Placing 9-1-1 calls: When you make a 9-1-1 emergency call, the VoIP service will attempt to automatically route your 9-1-1 call through a third-party service provider to the Public Safety Answering Point (“PSAP”) corresponding to your address of record on your account. However, due to the limitations of the VoIP telephone services, your 9-1-1 call may be routed to a different location than that which would be used for traditional 9-1-1 dialing. For example, your call may be forwarded to a third-party specialized call centre that handles emergency calls. This call centre is different from the PSAP that would answer a traditional 9-1-1 call which has automatically generated your address information, and consequently, you may be required to provide your name, address, and telephone number to the call centre.

How your information is provided: The VoIP service will attempt to automatically provide the PSAP dispatcher or emergency service operator with the name, address and telephone number associated with your account. However, for technical reasons, the dispatcher receiving the call may not be able to capture or retain your name, phone number or physical location. Therefore, when making a 9-1-1 emergency call, you must immediately inform the dispatcher of your location (or the location of the emergency, if different). If you are unable to speak, the dispatcher may not be able to locate you if your location information is not up to date.

Correctness of information: You are responsible for providing, maintaining, and updating correct contact information (including name, residential address and telephone number) with your account. If you do not correctly identify the actual location where you are located, or if your account information has recently changed or has otherwise not been updated, 9-1-1 calls may be misdirected to an incorrect emergency response site.

Disconnections: You must not disconnect the 9-1-1 emergency call until told to do so by the dispatcher, as the dispatcher may not have your number or contact information.
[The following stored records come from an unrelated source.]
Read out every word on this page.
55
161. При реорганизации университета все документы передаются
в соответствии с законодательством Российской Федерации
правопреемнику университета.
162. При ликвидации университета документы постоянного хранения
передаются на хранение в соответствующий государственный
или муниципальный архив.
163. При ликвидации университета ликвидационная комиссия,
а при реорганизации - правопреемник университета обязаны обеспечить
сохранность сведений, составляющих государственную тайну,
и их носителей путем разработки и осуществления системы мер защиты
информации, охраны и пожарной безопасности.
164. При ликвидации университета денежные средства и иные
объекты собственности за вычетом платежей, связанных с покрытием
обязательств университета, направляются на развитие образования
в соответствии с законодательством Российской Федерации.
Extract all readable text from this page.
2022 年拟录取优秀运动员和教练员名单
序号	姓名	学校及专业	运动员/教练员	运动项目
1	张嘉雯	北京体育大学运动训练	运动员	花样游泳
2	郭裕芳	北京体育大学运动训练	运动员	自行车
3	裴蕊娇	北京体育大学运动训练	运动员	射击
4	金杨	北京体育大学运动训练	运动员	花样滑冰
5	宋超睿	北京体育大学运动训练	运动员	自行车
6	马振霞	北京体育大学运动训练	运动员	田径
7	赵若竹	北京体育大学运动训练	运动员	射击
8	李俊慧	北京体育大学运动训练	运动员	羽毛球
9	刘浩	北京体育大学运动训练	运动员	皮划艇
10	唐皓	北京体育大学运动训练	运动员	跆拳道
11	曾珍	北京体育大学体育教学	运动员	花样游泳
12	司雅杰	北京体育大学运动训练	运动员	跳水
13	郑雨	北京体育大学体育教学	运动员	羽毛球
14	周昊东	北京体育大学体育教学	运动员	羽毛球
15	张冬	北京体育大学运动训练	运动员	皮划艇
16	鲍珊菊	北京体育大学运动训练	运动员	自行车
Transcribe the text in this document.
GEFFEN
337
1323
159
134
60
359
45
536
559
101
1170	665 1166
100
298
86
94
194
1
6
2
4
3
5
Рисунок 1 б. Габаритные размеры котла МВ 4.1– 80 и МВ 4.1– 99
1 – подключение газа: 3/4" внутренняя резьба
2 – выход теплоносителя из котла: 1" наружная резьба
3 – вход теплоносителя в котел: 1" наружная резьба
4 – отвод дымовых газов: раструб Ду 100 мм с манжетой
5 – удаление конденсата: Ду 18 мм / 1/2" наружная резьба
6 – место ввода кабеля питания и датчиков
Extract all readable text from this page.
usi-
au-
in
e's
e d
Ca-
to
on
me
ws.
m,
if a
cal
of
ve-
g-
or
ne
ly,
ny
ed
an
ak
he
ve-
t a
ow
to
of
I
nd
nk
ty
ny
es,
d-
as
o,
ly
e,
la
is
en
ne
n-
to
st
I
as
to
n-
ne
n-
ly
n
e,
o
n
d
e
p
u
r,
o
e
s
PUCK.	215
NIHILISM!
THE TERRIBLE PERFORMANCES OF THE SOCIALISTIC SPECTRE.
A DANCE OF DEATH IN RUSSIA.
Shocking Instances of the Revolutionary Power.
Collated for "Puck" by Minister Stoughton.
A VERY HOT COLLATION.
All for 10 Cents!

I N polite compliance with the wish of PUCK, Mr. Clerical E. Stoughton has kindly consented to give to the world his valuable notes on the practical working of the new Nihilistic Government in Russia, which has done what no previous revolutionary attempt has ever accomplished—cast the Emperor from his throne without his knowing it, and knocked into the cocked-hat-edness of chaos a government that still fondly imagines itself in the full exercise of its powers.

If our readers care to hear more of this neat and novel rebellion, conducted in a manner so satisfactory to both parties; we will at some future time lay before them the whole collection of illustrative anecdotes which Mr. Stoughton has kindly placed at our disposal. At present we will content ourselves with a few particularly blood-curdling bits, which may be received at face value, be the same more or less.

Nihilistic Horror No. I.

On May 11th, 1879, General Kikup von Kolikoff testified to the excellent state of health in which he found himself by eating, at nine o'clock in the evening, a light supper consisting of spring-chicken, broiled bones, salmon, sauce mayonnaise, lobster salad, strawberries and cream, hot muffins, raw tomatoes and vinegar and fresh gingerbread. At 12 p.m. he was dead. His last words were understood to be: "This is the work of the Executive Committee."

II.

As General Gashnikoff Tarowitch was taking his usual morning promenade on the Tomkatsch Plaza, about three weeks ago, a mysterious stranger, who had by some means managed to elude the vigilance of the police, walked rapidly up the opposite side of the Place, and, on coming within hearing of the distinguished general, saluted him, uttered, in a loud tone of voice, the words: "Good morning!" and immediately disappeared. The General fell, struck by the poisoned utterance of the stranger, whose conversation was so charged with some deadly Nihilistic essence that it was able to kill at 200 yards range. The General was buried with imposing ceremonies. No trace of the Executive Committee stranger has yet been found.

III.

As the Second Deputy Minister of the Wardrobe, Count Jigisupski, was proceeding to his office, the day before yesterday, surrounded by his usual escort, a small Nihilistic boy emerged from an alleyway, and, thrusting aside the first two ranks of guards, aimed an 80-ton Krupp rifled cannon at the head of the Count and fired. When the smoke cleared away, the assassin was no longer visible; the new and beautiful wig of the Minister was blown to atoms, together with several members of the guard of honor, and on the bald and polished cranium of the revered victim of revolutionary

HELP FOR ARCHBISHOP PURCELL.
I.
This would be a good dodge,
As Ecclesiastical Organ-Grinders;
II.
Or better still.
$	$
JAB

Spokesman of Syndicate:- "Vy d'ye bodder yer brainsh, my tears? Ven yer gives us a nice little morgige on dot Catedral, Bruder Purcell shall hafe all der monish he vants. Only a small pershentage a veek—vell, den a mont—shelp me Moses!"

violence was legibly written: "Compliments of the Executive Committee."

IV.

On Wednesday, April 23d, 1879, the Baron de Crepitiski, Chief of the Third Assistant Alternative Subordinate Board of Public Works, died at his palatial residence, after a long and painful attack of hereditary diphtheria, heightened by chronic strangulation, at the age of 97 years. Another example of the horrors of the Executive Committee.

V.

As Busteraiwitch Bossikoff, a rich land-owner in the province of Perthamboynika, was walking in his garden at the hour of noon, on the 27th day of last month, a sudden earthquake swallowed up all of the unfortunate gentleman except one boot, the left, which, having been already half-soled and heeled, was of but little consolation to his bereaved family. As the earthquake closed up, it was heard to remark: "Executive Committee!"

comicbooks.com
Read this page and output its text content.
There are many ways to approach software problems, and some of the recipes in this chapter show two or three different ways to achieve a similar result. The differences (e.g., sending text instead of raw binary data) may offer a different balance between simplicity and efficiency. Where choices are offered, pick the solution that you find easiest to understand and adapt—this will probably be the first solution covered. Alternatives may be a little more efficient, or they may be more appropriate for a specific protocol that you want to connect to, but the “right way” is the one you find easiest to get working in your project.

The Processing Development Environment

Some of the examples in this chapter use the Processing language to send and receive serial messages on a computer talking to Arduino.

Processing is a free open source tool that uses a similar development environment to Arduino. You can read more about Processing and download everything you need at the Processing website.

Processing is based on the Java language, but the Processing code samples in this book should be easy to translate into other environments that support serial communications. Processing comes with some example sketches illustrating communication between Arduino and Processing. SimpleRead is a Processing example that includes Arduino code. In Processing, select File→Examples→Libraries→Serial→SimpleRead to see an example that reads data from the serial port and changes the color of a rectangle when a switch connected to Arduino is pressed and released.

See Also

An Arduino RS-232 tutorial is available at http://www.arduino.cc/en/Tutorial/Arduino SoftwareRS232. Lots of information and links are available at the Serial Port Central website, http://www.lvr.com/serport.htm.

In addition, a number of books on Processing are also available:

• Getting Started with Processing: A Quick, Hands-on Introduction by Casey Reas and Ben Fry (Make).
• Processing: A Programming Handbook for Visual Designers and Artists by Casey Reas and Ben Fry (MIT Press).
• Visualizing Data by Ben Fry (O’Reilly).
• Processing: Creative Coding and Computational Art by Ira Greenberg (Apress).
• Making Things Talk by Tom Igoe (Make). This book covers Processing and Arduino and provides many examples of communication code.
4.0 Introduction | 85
If you are inadvertently disconnected, you must call back immediately.

Connection time: For technical reasons, including network congestion, it is possible that a 9-1-1 emergency call will produce a busy signal or will take longer to connect when compared with traditional 9-1-1 calls.
9-1-1 calls may not function: For technical reasons, the functionality of 9-1-1 VoIP emergency calls may cease or be curtailed in various circumstances, including but not limited to:

Failure of service or your service access device – if your system access equipment fails or is not configured correctly, or if your VoIP service is not functioning correctly for any reason, including power outages, VoIP service outage, suspension or disconnection of your service due to billing issues, network or Internet congestion, or network or Internet outage in the event of a power, network or Internet outage; you may need to reset or reconfigure the system access equipment before being able to use the VoIP service, including for 9-1-1 emergency calls; and changing locations – if you move your system access equipment to a location other than that described in your account information or otherwise on record with NetAccess.

Alternate services: If you are not comfortable with the limitations of 9-1-1 emergency calls, NetAccess recommends that you terminate the VoIP services or consider an alternate means for accessing traditional 9-1-1 emergency services.

Inform other users: You are responsible for notifying, and you agree to notify, any user or potential users of your VoIP services of the nature and limitations of 9-1-1 emergency calls on the VoIP services as described herein.

Liability: Customers are advised to review this section with respect to NetAccess’ limitations of liability (as appropriate to each company).